Elektronischer Marktplatz
Der Begriff des elektronischen Marktplatzes bezeichnet einen virtuellen Markt innerhalb eines übergeordneten Datennetzes, etwa dem Internet, auf dem Mechanismen des marktmäßigen Tausches von Gütern und Leistungen informationstechnisch realisiert werden.
Begriff des elektronischen Marktplatzes
Es gibt unterschiedliche Auffassungen, was unter dem Begriff elektronischer Marktplatz (auch elektronischer Markt, E-Marketplace, digitaler Markplatz oder virtueller Marktplatz) zu verstehen ist. Allen Definitionen ist jedoch gemein, dass sie elektronische Märkte als interorganisatorische Informationssysteme sehen, über die Akteure in einer definierten Rolle (Anbieter, Nachfrager, Makler [Kollmann 2007, S. 390]) mithilfe eines festgelegten Preisbildungsmechanismus Produkte und Dienstleistungen handeln.
[Schmid 1993, S. 468]
Aus Unternehmenssicht dienen elektronische Marktplätze für elektronischen Verkauf, Electronic Commerce, oder elektronischen Einkauf, Electronic Procurement.

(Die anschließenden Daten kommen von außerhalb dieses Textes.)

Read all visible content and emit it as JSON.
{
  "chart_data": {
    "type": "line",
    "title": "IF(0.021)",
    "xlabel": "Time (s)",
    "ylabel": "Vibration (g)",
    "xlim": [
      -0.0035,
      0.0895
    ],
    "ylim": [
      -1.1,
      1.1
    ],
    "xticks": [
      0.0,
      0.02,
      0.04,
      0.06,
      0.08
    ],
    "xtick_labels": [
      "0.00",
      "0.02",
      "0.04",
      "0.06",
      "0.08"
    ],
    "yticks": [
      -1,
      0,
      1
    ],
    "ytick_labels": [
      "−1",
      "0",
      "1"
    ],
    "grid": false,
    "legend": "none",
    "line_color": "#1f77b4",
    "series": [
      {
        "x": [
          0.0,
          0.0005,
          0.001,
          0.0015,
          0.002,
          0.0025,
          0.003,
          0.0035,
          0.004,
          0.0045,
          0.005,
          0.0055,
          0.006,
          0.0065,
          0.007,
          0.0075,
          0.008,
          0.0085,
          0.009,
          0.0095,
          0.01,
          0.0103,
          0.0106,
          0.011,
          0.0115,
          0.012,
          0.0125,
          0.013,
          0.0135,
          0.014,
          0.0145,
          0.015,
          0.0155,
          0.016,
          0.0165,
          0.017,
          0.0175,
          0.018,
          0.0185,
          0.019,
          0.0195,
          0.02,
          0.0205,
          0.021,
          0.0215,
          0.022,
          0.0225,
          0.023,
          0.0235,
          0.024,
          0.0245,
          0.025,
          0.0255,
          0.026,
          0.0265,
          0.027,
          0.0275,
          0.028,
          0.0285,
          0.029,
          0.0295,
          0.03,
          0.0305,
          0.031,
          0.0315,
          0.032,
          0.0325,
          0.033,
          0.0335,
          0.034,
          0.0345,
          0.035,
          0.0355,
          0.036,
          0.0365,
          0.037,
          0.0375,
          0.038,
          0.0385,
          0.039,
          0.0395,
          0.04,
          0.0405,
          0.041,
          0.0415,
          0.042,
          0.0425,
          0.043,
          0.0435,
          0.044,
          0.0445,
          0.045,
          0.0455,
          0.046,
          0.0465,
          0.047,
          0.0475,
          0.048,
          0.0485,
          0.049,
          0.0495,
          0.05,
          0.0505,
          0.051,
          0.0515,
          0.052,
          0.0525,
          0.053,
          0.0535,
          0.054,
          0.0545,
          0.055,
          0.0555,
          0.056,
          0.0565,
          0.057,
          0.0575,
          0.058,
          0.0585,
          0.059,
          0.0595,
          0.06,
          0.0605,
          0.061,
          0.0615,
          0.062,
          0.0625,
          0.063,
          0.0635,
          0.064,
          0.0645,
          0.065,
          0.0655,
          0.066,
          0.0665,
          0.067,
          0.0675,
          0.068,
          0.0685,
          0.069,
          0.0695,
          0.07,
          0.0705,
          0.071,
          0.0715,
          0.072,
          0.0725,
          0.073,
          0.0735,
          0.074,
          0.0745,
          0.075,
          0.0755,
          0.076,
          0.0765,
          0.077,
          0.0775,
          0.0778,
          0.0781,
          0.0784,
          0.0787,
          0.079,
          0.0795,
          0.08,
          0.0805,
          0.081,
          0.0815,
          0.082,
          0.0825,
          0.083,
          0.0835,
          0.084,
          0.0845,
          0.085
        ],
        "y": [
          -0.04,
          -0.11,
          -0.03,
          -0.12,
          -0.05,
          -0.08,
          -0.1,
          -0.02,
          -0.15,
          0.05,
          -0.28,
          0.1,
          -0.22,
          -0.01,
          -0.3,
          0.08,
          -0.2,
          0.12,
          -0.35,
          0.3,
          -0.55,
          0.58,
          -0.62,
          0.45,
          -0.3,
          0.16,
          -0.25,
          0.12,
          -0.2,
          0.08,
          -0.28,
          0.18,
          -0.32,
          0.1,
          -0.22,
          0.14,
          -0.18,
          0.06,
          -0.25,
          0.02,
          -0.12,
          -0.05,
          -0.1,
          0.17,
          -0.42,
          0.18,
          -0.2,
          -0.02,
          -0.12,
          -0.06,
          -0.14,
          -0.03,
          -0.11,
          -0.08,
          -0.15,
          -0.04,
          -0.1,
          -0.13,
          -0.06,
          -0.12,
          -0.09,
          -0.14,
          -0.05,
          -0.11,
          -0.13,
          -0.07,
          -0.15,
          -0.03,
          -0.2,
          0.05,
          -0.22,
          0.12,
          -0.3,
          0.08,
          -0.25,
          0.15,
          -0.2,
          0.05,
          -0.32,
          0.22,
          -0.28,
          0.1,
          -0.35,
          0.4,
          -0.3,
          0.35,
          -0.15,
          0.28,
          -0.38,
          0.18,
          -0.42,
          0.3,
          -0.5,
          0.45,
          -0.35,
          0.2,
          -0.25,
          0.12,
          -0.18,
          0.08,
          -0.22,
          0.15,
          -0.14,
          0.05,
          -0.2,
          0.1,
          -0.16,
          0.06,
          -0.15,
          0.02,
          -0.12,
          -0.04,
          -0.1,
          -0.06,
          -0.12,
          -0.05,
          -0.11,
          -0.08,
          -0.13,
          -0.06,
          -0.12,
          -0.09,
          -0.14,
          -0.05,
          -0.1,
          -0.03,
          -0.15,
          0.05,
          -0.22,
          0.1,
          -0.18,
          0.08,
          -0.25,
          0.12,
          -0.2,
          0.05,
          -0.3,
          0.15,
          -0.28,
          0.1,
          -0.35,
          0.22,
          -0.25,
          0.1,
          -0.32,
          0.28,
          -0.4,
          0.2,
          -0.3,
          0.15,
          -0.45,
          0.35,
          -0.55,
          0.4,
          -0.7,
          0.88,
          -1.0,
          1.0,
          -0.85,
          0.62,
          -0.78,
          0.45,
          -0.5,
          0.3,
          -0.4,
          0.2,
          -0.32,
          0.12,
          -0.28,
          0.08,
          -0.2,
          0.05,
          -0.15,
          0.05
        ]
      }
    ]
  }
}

Elektronische Marktplätze sind also Handelsplattformen innerhalb von E-Business. Es existieren ebenso elektronische Marktplätze mit oder zwischen Endkunden und öffentlichen Einrichtungen.

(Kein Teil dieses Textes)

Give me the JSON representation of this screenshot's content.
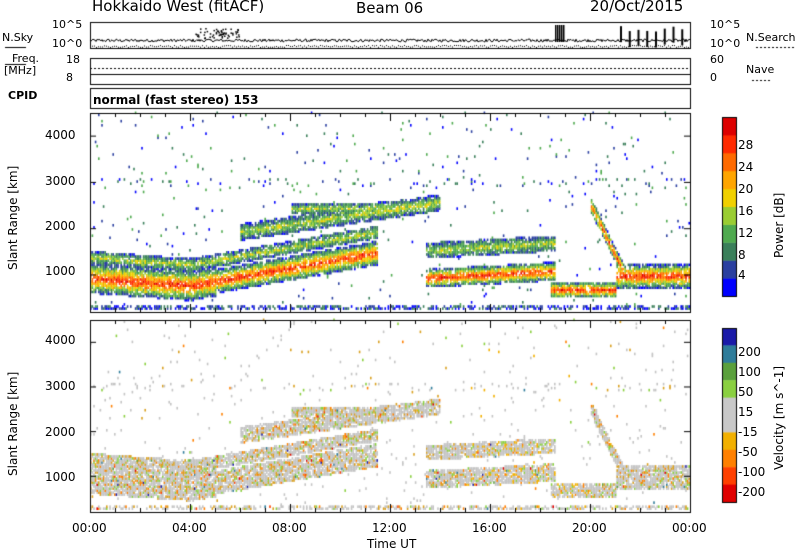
{
  "header": {
    "title": "Hokkaido West (fitACF)",
    "beam": "Beam 06",
    "date": "20/Oct/2015"
  },
  "top_panel": {
    "nsky_label": "N.Sky",
    "nsearch_label": "N.Search",
    "nsky_ticks": [
      "10^5",
      "10^0"
    ],
    "nsearch_ticks": [
      "10^5",
      "10^0"
    ],
    "freq_label_1": "Freq.",
    "freq_label_2": "[MHz]",
    "freq_ticks": [
      "18",
      "8"
    ],
    "nave_label": "Nave",
    "nave_ticks": [
      "60",
      "0"
    ],
    "cpid_label": "CPID",
    "cpid_value": "normal (fast stereo) 153"
  },
  "colors": {
    "power_scale": [
      "#0000ff",
      "#2a3fa0",
      "#3a7f5a",
      "#4faa4f",
      "#9acd32",
      "#f0d000",
      "#ffa500",
      "#ff6a00",
      "#ff2a00",
      "#dd0000"
    ],
    "velocity_scale": [
      "#1a1aa8",
      "#2e7c9a",
      "#5aa03c",
      "#8ad040",
      "#c8c8c8",
      "#c8c8c8",
      "#f2b000",
      "#ff8000",
      "#ff4000",
      "#e00000"
    ]
  },
  "chart_data": [
    {
      "type": "heatmap",
      "name": "Power",
      "ylabel": "Slant Range [km]",
      "xlabel": "Time UT",
      "x_ticks": [
        "00:00",
        "04:00",
        "08:00",
        "12:00",
        "16:00",
        "20:00",
        "00:00"
      ],
      "y_ticks": [
        "1000",
        "2000",
        "3000",
        "4000"
      ],
      "ylim": [
        200,
        4500
      ],
      "xlim_hours": [
        0,
        24
      ],
      "colorbar_label": "Power [dB]",
      "colorbar_ticks": [
        "28",
        "24",
        "20",
        "16",
        "12",
        "8",
        "4"
      ],
      "colorbar_range": [
        0,
        30
      ]
    },
    {
      "type": "heatmap",
      "name": "Velocity",
      "ylabel": "Slant Range [km]",
      "xlabel": "Time UT",
      "x_ticks": [
        "00:00",
        "04:00",
        "08:00",
        "12:00",
        "16:00",
        "20:00",
        "00:00"
      ],
      "y_ticks": [
        "1000",
        "2000",
        "3000",
        "4000"
      ],
      "ylim": [
        200,
        4500
      ],
      "xlim_hours": [
        0,
        24
      ],
      "colorbar_label": "Velocity [m s^-1]",
      "colorbar_ticks": [
        "200",
        "100",
        "50",
        "15",
        "-15",
        "-50",
        "-100",
        "-200"
      ],
      "colorbar_range": [
        -250,
        250
      ]
    }
  ],
  "x_axis": {
    "ticks": [
      "00:00",
      "04:00",
      "08:00",
      "12:00",
      "16:00",
      "20:00",
      "00:00"
    ],
    "label": "Time UT"
  }
}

Elektronische Märkte basieren auf Informationssystemen, die einzelne oder alle Phasen einer Markttransaktion elektronisch unterstützen, integrieren oder sogar automatisieren. Die Transaktionskoordination durch elektronische Märkte kann als informationsverarbeitende Einrichtung verstanden werden (Elektronischer Markt im engeren Sinne), deren Leistung über eine einfache Unterstützung der Kommunikationsphase (Elektronischer Markt im weiteren Sinne) hinausgeht.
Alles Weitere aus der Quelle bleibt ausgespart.